Sravanthi Reddy is the daughter of former Minister and MLA Palvai Govardhan Reddy, who was elected to the Andhra Pradesh Legislative Assembly for five terms between 1967 and 1999. Considered close to the Gandhi family, he was a Rajya Sabha member during his sudden demise.

==Early life and education==
Palvai Sravanthi Reddy was born in Idikuda village, Chandur Mandal in Nalgonda district. She has a dual postgraduate degree in law and management.

==Political career==
She is an AICC member and a practising advocate at the Telangana High Court. She canvassed for her father Palvai Govardhan Reddy for the first time in the year 1994. Her active political career was in 1999 when she served as a campaign manager for her father when he was contesting from Munugode.
She has been a PCC member for more than 20 years and an AICC member since 2005.
She had contested the 2014 assembly elections in Telangana, as an independent candidate and stood second with 27,441 votes by defeating BJP candidate G Manohar Reddy who was relegated to the third place, followed by CPI and CPM candidates who secured fourth and fifth places in the election.

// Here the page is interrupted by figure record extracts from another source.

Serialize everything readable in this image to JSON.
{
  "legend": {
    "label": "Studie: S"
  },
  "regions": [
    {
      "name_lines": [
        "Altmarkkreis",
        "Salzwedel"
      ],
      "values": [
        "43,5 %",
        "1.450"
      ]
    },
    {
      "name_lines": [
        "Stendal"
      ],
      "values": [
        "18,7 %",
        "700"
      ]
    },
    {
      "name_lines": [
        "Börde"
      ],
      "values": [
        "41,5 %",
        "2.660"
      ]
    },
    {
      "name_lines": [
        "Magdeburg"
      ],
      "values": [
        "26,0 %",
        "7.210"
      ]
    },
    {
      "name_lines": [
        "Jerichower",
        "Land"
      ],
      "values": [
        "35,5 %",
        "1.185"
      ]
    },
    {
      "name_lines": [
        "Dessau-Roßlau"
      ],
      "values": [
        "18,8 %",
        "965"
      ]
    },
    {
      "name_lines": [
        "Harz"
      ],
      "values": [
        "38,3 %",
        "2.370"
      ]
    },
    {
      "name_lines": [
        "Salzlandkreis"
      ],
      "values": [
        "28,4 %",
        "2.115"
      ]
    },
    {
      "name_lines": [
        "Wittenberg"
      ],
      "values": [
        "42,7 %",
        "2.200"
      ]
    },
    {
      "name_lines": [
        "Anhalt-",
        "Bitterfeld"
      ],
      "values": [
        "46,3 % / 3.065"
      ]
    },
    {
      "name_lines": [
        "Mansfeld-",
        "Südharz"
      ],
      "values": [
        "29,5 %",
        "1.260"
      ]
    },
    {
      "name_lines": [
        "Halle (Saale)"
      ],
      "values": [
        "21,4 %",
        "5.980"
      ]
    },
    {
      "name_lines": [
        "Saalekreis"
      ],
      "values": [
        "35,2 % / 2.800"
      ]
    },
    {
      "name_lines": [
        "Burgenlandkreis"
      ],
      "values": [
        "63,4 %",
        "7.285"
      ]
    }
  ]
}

Congress president Smt. Sonia Gandhi approved the candidature of Palvai Sravanthi Reddy on September 9, 2022 for the upcoming Munugode by-election. This constituency in Nalgonda district has fallen vacant after the sitting Congress MLA Komatireddy Rajagopal Reddy moved to the BJP. She will be soon contesting against former MLA Komatireddy Rajagopal Reddy, who is the official BJP candidate for this by-election.